Zum guten Schluss gibt es dann mit „Angst vorm blauen Himmel“ noch eine Kurzgeschichtensammlung, die zur Reise durch Gary Flanells Fantasie einlädt. Manche Geschichten scheinen einen autobiografischen Hintergrund zu haben, wenn beispielsweise Opas Sicht auf die Neubausiedlung im Dorf oder das traurige Schicksal, wenn man als DJ seinen guten Musikgeschmack mit den realen Wünschen eines einfachen Publikums in Einklang bringen muss, thematisiert werden. Das Leben auf dem Dorf mit Schützenfest und Gleichaltrigen, die auch gerne mal Nazis werden, gehört sicher zum Kanon der Erzählungen, die der Punkszene entspringen. Das wird plastisch erzählt und die Bilder im Kopf entstehen sofort. Die den Träumen und Fantasien Garys entsprungenen aberwitzigen Geschichten sind für mich die Höhepunkte.
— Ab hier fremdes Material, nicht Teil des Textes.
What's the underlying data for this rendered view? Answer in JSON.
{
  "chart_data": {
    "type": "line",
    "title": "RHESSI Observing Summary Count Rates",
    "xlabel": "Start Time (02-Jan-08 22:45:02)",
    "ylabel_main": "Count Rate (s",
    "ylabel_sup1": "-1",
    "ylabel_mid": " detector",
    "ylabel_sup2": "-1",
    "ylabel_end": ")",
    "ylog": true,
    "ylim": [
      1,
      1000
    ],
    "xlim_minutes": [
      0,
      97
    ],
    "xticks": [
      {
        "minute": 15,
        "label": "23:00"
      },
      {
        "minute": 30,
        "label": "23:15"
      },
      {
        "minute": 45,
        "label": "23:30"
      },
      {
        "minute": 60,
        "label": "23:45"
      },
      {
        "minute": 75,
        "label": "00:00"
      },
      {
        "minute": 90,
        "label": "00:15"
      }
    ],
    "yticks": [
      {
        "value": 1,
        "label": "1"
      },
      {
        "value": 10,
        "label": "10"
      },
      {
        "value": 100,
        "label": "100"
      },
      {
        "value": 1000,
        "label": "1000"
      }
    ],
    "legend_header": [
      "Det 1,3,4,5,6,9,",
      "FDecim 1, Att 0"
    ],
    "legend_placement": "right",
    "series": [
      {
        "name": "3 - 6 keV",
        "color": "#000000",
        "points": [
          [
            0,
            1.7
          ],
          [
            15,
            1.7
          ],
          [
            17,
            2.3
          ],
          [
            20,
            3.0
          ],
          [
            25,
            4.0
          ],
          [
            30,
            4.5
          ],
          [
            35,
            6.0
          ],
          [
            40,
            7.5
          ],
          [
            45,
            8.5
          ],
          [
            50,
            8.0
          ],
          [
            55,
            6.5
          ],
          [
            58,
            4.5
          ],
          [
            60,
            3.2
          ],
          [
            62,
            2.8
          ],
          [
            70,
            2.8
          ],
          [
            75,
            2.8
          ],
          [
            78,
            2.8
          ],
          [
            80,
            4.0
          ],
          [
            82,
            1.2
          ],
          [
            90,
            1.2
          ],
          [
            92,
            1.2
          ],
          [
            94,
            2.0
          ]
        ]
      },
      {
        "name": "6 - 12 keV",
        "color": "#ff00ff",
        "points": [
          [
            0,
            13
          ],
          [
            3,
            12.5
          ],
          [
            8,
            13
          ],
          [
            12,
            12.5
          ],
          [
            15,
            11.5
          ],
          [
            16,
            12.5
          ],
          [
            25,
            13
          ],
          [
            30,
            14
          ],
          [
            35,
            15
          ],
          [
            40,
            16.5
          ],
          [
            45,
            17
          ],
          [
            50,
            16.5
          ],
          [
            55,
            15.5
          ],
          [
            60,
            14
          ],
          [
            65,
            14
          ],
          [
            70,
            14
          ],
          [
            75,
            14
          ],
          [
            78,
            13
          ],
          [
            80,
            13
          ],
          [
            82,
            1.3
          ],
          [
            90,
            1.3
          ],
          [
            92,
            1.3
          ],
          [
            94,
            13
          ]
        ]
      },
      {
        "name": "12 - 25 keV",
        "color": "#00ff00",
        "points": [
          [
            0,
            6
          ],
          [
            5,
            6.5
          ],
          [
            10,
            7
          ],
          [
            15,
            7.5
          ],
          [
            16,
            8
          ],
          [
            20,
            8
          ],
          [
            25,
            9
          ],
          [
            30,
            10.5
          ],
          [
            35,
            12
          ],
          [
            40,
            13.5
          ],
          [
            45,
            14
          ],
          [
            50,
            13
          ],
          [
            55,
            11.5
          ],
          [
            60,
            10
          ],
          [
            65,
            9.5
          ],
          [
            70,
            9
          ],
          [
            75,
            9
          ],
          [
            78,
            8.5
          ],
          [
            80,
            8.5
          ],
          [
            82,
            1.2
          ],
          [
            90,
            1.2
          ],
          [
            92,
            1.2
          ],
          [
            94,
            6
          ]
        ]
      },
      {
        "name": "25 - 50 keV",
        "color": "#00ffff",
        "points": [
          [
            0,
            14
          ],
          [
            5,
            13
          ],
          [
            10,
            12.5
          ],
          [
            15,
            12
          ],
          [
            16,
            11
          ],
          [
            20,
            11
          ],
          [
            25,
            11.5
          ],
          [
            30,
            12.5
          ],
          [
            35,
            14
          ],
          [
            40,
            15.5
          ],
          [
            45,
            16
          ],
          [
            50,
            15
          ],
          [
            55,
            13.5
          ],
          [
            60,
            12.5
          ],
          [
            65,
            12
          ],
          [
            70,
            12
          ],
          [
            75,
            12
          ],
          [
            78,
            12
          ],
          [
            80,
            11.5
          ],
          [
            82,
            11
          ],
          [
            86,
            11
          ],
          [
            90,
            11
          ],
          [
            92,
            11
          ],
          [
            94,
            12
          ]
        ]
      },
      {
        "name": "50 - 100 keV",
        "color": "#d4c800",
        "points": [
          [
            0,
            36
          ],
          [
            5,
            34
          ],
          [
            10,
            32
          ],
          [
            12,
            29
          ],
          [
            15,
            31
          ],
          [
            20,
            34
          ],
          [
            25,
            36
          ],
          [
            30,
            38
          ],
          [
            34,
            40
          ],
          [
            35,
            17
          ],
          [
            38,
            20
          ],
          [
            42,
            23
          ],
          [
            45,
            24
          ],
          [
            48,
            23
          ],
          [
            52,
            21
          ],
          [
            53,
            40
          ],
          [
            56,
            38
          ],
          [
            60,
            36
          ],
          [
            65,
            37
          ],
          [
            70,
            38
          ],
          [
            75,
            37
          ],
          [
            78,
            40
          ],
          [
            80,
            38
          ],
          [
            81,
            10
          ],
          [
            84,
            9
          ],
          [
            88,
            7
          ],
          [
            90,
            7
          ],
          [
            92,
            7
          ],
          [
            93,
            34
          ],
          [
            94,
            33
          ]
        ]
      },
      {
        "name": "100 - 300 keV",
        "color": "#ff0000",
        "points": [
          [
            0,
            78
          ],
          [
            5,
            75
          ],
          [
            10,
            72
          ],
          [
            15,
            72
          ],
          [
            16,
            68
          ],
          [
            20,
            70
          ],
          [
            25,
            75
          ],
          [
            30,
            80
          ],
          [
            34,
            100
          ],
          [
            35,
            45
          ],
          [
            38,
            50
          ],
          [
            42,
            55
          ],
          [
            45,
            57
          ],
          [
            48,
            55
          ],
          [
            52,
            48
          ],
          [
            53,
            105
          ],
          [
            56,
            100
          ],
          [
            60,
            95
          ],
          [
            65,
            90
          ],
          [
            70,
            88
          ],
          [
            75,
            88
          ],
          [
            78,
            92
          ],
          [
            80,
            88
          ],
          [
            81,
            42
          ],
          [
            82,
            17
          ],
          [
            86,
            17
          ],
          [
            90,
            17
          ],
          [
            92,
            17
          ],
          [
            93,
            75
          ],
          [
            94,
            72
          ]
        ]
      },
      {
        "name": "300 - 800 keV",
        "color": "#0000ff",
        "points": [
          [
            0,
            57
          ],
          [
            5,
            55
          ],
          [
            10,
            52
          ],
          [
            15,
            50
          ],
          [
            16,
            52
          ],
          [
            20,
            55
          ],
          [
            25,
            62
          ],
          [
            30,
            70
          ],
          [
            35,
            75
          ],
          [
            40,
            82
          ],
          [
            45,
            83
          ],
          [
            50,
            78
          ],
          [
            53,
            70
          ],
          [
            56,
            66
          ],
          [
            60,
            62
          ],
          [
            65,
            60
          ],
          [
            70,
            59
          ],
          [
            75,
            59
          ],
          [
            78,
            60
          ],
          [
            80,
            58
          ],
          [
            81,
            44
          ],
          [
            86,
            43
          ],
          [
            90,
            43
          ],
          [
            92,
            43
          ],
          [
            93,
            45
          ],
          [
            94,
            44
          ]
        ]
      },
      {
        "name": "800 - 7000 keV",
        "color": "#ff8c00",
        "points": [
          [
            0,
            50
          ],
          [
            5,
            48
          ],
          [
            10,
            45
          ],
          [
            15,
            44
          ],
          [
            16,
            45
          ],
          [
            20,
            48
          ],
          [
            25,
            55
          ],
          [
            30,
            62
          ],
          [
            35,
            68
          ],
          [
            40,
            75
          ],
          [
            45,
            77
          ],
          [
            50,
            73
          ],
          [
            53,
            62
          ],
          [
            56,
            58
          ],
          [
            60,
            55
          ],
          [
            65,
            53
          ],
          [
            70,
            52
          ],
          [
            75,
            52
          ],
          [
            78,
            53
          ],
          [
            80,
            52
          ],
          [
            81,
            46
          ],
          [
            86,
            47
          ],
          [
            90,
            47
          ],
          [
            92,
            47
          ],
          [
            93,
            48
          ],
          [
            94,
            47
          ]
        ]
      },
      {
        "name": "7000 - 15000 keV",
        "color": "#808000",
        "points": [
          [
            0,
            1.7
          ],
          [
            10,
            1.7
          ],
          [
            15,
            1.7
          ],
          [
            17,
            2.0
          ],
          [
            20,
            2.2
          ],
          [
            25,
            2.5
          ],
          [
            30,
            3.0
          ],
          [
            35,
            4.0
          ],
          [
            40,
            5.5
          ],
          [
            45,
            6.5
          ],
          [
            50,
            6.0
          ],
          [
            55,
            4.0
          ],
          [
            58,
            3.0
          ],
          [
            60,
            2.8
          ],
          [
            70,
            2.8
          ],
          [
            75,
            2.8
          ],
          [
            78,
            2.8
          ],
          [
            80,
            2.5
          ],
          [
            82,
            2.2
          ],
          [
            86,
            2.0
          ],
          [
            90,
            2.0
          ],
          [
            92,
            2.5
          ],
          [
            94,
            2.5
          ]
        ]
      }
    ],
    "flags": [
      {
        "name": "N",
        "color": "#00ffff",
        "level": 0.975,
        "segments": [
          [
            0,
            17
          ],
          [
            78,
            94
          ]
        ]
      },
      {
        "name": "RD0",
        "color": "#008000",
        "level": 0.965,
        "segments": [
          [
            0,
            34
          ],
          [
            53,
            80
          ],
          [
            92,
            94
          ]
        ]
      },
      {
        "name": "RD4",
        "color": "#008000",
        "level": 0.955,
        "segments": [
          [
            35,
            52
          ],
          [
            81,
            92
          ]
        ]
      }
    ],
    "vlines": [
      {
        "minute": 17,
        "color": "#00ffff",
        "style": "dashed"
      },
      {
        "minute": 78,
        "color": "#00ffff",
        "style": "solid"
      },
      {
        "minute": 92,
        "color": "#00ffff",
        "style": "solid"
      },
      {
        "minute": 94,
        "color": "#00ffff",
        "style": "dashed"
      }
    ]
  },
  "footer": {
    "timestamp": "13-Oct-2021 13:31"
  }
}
Die haarige Rambo-Spinne oder das Schicksal des fetten Wellensittichs Schlipsie machen einfach richtig Spaß. Ich liebe dieses Abtauchen ins Absurde. Gassigehen mit unsichtbaren Hunden, Bartwuchs, um Tieren ein Zuhause zu geben… Eine wahre Freude, das zu lesen! Vielleicht ist es manchmal etwas schwer, die Geschichten einfach hintereinander zu lesen, weil die Texte doch sehr unterschiedlich sind. Nachdem ich umgestellt habe und einfach immer geblättert habe, um an einer Geschichte kleben zu bleiben, die meiner eigenen Stimmung entsprach, stieg mein Lesevergnügen doch deutlich. Erschienen ist sein Sammlung bei Edition Subkultur.

Für mich auf jeden Fall ein Fest, diesen kreativen Geist kennenlernen zu dürfen, der abseits der gängigen Pfade meine Suchbewegungen nach Interessantem kreuzt. Ich hoffe auf viele weitere Aktivitäten und kann dem geschätzten Kreis der Leser dieses Blogs nur empfehlen, genauer hinzuschauen oder zuzuhören, wenn da Gary Flanell oder John Steam Records draufsteht.